Some folks seem to think writing letters is a dying art. Between texting, emailing, facebook messaging, etc., how could the age old, slow process of putting a hand written note in the mailbox keep up? In reality, it can’t, but the point is not necessarily ‘keeping up’. In theory, we all know and understand there is much more to communication and the way we interact with one another than speed and efficiency, but in practice, we seem to value those qualities almost above all. You’ve probably never typed up a rough draft for a text. You may hammer out a rough draft for an important email and consider it momentarily before blasting it off. I may be the odd man out here, but I almost always write out a rough draft on a legal pad before I pen my message in a notecard or piece of stationery, even if it’s just a thank you note. It gives me a chance to make sure I’m saying exactly what I want and need to say without scratching out and marking up the final letter. Don’t get me wrong; for most of our day to day communication, a phone call, text, or email is plenty sufficient. What we miss out on is communicating profound and powerful messages through a manner that is by its very nature more meaningful and substantial, something that hopefully matches the importance of the message it carries.

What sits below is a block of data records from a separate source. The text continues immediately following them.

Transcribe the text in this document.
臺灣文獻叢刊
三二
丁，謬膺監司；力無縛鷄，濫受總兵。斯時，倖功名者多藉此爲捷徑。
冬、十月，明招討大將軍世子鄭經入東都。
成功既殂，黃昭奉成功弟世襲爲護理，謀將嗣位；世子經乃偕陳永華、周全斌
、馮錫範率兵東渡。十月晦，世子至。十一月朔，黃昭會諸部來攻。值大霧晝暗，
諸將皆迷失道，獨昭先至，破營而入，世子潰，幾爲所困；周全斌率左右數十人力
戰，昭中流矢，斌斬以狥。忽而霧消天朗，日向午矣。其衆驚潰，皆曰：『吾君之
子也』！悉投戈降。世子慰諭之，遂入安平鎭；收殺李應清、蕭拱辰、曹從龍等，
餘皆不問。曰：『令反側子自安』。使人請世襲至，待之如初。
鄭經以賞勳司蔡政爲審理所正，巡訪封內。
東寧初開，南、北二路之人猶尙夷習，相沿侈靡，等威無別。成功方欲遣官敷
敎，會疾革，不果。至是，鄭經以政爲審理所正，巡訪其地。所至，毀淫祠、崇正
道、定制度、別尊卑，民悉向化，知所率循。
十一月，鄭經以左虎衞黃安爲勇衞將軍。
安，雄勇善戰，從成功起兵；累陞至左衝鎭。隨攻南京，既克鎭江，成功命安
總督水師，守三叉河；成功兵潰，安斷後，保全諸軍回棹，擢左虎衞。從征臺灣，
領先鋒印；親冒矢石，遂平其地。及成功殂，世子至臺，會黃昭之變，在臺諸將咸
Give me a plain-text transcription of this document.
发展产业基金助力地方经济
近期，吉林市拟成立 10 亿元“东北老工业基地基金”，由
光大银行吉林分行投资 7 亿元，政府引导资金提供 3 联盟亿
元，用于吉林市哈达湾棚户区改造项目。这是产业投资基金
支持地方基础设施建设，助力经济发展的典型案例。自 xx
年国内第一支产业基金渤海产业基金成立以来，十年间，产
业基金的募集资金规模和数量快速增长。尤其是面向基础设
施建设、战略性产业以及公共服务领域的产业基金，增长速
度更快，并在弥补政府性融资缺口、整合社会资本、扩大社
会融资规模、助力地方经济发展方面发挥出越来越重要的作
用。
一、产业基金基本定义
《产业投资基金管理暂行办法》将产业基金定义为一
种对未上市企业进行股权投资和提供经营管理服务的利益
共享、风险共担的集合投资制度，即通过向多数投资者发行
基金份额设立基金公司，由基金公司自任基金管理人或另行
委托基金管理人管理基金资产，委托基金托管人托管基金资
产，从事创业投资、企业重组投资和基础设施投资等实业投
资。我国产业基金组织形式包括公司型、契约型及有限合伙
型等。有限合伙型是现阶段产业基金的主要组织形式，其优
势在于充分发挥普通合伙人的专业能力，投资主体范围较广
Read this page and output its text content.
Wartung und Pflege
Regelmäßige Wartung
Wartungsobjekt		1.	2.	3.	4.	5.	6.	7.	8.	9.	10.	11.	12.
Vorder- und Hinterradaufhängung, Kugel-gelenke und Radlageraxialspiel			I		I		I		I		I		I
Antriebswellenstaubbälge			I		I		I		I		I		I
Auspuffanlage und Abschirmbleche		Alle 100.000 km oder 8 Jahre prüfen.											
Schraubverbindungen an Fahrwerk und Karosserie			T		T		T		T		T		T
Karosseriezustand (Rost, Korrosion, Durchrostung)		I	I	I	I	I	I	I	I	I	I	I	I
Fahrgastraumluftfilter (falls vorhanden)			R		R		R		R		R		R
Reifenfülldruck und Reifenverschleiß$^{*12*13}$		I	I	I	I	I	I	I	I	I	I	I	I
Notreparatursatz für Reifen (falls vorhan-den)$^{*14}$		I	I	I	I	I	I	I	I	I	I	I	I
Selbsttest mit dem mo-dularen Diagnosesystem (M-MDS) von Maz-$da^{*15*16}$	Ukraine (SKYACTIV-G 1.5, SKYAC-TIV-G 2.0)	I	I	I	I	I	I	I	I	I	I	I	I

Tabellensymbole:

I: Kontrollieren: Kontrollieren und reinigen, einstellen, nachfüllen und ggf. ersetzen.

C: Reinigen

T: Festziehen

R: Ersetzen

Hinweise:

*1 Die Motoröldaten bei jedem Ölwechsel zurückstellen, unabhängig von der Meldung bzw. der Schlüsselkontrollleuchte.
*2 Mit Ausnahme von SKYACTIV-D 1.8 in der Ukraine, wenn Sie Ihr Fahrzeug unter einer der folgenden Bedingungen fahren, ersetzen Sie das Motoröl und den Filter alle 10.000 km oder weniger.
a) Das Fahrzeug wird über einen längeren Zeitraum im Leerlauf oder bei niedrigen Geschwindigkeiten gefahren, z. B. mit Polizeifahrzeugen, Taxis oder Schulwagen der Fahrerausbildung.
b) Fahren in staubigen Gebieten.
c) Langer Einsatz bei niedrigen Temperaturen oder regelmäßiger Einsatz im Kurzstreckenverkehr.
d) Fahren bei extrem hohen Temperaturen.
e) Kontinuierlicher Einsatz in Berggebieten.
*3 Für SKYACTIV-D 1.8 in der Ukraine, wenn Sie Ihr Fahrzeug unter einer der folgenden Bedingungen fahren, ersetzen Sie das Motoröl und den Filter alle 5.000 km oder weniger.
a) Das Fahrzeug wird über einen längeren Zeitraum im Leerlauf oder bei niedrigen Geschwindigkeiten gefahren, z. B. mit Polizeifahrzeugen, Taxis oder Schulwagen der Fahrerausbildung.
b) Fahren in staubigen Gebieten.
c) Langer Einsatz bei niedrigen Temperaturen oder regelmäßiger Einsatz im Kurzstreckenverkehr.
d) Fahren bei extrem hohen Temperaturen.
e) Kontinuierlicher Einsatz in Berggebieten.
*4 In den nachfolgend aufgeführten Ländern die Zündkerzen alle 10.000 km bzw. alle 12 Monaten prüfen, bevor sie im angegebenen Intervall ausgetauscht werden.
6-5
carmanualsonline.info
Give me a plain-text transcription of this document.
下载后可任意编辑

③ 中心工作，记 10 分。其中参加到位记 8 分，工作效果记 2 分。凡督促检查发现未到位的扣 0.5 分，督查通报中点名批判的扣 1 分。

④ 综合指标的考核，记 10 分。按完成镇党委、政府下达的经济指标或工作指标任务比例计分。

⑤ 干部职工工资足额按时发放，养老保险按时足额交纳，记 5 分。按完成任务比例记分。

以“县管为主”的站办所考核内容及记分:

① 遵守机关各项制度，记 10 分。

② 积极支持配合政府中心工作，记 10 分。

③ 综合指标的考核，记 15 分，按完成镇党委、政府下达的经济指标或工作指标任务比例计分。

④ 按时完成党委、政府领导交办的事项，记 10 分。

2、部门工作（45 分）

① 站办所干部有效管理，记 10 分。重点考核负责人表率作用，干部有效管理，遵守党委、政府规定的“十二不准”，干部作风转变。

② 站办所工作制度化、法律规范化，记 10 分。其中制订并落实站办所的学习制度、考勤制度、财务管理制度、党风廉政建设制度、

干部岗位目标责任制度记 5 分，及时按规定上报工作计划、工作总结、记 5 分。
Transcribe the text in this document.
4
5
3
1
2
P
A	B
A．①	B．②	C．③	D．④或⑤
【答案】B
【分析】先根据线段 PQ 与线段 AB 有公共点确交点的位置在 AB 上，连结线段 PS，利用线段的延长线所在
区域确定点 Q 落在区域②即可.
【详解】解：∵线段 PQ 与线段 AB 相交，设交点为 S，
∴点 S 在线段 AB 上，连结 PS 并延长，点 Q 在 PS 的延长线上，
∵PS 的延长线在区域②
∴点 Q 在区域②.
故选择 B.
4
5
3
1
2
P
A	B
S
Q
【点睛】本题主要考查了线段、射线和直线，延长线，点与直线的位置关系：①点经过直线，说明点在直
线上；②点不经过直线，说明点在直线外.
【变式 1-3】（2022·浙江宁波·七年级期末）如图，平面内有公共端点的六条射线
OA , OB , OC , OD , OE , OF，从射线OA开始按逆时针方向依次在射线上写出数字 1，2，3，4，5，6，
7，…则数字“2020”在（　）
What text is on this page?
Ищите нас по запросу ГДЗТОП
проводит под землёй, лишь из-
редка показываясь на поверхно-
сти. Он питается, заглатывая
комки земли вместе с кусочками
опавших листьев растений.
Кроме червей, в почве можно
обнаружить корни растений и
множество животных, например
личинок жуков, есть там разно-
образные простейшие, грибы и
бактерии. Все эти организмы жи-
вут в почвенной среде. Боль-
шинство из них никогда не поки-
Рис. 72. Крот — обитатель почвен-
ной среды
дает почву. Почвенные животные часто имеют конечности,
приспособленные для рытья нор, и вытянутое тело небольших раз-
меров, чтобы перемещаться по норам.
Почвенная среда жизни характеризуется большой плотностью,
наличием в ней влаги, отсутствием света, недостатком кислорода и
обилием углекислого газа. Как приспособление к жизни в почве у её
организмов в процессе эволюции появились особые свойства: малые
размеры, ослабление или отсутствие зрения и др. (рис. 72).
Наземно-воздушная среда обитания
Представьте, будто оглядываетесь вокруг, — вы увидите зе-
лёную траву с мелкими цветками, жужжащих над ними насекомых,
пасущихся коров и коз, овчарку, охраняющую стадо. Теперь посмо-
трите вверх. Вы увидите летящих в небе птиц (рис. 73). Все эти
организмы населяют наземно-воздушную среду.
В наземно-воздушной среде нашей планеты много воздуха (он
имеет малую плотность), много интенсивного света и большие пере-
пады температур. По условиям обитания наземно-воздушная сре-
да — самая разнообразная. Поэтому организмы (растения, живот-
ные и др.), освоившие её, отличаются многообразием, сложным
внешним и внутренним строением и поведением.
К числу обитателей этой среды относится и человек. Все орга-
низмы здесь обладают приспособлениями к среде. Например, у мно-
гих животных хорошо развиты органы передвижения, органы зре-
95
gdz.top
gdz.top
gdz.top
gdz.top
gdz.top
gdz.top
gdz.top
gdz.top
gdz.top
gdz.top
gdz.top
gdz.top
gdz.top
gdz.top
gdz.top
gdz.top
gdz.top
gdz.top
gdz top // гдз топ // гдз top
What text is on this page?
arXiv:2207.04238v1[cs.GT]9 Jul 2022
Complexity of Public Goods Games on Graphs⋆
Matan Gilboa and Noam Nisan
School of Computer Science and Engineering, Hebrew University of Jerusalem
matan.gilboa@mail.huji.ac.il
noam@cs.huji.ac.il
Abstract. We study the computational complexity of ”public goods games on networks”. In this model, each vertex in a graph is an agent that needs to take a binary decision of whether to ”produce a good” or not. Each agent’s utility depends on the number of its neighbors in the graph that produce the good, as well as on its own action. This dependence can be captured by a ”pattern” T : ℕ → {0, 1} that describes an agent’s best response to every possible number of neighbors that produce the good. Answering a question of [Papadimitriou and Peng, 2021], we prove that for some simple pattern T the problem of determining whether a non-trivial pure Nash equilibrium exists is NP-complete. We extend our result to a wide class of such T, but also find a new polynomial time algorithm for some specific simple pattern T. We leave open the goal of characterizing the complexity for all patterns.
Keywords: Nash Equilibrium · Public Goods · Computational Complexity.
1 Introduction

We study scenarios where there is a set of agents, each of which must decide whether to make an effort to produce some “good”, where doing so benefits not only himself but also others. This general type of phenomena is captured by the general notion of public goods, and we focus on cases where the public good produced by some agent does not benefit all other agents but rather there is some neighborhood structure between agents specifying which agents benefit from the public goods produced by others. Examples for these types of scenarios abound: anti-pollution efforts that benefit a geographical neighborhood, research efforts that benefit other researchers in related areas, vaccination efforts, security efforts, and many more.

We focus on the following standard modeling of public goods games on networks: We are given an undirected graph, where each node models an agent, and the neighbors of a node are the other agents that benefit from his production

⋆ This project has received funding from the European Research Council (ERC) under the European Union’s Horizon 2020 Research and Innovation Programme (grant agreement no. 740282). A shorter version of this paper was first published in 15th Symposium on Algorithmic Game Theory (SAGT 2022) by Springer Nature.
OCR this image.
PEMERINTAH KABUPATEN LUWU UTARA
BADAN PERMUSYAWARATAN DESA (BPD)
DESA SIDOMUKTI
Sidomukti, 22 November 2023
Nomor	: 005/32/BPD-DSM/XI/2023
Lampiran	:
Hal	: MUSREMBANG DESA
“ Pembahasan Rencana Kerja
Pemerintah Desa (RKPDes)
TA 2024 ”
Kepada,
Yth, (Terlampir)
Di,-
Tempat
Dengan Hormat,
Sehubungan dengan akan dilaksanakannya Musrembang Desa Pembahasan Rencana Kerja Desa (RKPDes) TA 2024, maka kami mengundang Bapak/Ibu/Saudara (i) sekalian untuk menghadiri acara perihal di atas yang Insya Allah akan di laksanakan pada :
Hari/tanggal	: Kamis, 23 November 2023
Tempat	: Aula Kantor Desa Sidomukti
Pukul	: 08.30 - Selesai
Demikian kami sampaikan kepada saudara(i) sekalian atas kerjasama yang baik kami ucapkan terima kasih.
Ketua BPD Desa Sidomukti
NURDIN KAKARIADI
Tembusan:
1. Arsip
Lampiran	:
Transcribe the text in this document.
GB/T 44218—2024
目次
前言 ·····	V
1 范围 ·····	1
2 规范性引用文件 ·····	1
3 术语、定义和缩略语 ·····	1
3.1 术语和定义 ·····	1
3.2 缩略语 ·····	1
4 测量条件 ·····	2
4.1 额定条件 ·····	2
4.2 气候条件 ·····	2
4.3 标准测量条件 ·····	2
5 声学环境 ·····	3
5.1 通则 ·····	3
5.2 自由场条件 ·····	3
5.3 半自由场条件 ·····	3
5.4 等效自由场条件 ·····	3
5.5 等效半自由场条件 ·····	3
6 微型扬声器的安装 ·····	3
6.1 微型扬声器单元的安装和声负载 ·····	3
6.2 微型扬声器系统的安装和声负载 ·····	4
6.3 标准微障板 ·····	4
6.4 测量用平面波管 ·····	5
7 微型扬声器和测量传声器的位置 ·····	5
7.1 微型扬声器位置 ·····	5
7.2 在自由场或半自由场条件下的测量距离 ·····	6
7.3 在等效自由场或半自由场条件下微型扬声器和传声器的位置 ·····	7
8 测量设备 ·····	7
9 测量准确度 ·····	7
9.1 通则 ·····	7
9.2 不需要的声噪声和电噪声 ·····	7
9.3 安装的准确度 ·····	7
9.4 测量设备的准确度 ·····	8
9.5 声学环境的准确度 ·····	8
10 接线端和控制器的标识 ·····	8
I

I’m thinking of marriages and deaths, tragedies and triumphs, love letters and letters for no purpose other than to fill a friend’s mailbox with something good. Some of these occasions are complex, and taking the time to craft a well thought out message to the person with which you’re communicating can go such a long way. And if they’re like me, they may hang on to your letter for a very long time. I have a canvas bag in my desk of notes, sheets of paper, and stationery that folks have taken the time to write me over the years. Some are long, heartfelt letters and some are short and sweet. Even as I write now, I think through the faces of folks who were kind enough and loved me enough to write such nice notes. I’m so grateful for all of those messages - they fill that old bag in my desk as if it were a well of seemingly unending reassurance. I don’t look at them very often, but I know they’re there when I start to doubt myself or forget my purpose. I don’t have any emails or text that I feel are worth rereading. Though they ‘last’ as well, forever cemented in some cloud or database, I can’t hold them in my hand. I can’t look at them and think of how the writer, a close friend or family member, sat at a desk with pen in hand and thought through exactly what they wanted to say to me as if I were across the desk from them.
I have an idea for a Christmas gift for that person who is always so hard to buy for.. either they have everything or they don’t want anything. Don’t buy them anything; spend a little time on them instead. Write them a note and tell them why you love them - the more specific, the better. Tell them what you would maybe feel a little uncomfortable telling them face to face. Everyone needs to hear why they’re loved and it can never be said or written enough. Whenever an occasion rose for me to give my momma (yep, I said ‘momma’) a gift, Christmas, Mother’s Day, etc., I would always try to buy her something, a candle or some perfume maybe, and write her a note. Though she appreciated the perfume, her face lit up when she read the note. I could’ve given her a diamond necklace and she still would’ve found more joy and satisfaction in the letter from me, her son, telling her how much I loved her and how thankful I was for all she’s done for me. The note was simple - it did not take me much time to write and, in my mind, it didn't live up to precious stones, but it represented something that was far more valuable to her than any material thing could ever be.
Though I love the way messages are communicated and shared, in the end, it’s never about the ‘how’ (letter or face to face) but the ‘what’ (I care about you, I love you, I’m with you, etc..). A letter is just as useless as a text if it conveys nothing of meaning or substance. My hope for folks over the next month is simply that they hear and speak what we all need to hear: the answer to that deeply buried concern that breeds doubt and fear, that you and I are meaningful and purposeful people and we are known and loved. I write letters because I like receiving letters - the ‘how’ so greatly elevates the ‘what’ to me. Give it a try - you may find yourself saying and sharing affections you might have otherwise kept to yourself.